C'est en 1963 que débuta la carrière professionnelle de celui qui allait plus tard détenir un quasi record de longévité à la tête de l'Ordre, avec quatre mandats successifs.
Cette année-là, Bernard Glorion s'installe comme jeune chirurgien orthopédique dans une clinique privée tourangelle, puis quelques années plus tard dans l'hôpital Gatien de Clocheville, intégré depuis au CHU de Tours, où il fera toute sa carrière de chirurgien.

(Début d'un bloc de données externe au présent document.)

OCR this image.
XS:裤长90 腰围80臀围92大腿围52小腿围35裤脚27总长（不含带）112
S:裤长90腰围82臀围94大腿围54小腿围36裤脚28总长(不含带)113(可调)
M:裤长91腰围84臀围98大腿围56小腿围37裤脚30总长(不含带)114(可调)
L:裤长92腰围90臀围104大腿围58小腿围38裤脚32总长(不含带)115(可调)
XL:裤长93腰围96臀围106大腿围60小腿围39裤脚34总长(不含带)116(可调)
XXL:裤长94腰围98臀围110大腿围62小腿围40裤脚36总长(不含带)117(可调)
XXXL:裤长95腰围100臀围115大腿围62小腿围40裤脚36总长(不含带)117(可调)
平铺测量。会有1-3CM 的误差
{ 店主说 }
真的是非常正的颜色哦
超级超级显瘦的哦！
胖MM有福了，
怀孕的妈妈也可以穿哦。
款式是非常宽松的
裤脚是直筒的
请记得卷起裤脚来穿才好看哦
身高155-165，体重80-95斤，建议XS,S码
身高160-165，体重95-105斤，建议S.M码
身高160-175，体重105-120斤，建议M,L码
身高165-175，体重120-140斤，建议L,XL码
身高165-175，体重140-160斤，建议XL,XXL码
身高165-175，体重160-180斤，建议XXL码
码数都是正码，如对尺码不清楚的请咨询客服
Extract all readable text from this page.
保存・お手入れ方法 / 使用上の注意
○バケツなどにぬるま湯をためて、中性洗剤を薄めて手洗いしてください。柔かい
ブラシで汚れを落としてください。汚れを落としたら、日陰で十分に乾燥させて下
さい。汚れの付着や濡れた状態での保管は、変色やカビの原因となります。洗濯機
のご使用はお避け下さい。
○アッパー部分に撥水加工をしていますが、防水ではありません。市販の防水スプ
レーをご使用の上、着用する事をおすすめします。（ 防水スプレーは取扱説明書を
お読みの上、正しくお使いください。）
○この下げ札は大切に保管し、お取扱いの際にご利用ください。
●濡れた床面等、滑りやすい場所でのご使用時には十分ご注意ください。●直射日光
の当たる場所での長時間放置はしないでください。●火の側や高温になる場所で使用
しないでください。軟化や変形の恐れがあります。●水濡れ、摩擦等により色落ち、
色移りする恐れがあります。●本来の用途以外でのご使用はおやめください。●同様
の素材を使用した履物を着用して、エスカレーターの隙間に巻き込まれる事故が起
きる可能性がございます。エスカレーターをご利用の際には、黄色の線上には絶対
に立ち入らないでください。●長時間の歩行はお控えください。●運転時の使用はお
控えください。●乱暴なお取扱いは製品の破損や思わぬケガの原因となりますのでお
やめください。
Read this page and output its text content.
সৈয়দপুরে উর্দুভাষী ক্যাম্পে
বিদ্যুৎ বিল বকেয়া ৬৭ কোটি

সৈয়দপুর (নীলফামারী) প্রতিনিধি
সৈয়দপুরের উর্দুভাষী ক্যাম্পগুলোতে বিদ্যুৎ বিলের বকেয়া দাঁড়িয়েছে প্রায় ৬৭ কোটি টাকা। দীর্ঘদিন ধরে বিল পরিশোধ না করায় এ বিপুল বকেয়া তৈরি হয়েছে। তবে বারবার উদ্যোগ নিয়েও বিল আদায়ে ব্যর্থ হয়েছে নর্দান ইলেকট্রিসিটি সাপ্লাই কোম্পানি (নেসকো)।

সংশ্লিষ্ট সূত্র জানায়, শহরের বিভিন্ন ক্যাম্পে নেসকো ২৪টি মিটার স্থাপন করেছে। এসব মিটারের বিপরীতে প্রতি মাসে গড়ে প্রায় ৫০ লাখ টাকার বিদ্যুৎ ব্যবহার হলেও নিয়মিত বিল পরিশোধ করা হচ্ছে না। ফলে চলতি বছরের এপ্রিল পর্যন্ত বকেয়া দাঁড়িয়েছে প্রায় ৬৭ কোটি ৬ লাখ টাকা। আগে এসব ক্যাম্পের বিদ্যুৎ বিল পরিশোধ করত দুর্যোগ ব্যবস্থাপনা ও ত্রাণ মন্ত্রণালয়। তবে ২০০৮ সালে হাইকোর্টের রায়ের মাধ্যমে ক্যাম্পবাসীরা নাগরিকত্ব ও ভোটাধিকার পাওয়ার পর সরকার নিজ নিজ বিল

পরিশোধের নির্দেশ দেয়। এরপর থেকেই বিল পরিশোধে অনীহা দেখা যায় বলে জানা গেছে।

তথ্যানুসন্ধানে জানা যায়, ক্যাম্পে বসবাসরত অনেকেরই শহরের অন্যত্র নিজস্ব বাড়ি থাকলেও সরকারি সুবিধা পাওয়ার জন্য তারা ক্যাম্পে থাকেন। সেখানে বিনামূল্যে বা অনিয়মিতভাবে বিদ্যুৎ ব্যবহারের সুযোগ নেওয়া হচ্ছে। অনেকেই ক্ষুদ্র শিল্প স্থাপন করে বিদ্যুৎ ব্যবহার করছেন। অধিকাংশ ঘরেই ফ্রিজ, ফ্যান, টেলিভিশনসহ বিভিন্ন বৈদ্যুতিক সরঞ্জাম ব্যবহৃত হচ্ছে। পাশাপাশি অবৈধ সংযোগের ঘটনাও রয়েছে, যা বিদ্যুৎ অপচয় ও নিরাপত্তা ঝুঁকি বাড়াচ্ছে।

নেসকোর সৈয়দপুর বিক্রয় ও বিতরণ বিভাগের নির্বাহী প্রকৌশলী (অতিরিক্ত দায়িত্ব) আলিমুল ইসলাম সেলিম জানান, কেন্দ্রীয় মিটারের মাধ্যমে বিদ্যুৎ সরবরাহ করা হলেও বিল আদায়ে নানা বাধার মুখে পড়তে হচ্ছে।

Mais en plus d'avoir été, comme le souligne l'actuel président de l'Ordre, le Dr Michel Legmann, «un des plus grands spécialistes de la chirurgie orthopédique pédiatrique», Bernard Glorion se distinguera par son action à la tête de l'institution ordinale, qu'il prend en charge dès 1993. Même un médecin urgentiste comme le Dr Patrick Pelloux, pourtant peu suspect d'amitiés ordinales, le dit sans détour : «J'adorais ce mec. Je suis allé le voir à l'hôpital voici deux ans alors qu'il venait de faire un petit AVC (accident vasculaire cérébral). Nous avons parlé longuement d'une association qu'il avait créée et qui s'occupait de faire entrer un peu de culture à l'hôpital. C'était un chirurgien de grande valeur, un honorable président du Cnom, un humaniste et un juste.»
Homme de foi.
Grand chirurgien, Bernard Glorion était aussi un fervent catholique. « Mais attention, prévient son successeur, le Dr Michel Legmann : Bernard Glorion était certes un homme de foi, mais il a toujours su faire la séparation entre ses convictions personnelles et les responsabilités de sa charge.» C'est ainsi qu'à peine élu président du Conseil national, il s'attaque au vaste chantier de la déontologie appliquée à la fin de vie et aux soins palliatifs. Ne craignant pas de prendre de front les juristes de l'époque, il propose une interprétation moins restrictive de la déontologie et, sans jamais prôner l'euthanasie active, il n'en estime pas moins que l'interdiction faite aux médecins de «donner délibérément la mort» ne saurait s'appliquer « stricto sensu » à l'éventuel arrêt de soins dans les services de réanimation. Mais le catholique ne se dissimulait jamais sous le médecin : «Lorsque j'étais maire de Lourdes, se souvient Philippe Douste-Blazy qui fut ministre délégué à la Santé quand Bernard Glorion présidait l'Ordre, je l'ai souvent rencontré faisant des pèlerinages. J'avais beaucoup d'admiration pour l'homme, le médecin et le président qu'il était, et de l'admiration pour sa droiture et sa probité. C'était véritablement un homme bon.»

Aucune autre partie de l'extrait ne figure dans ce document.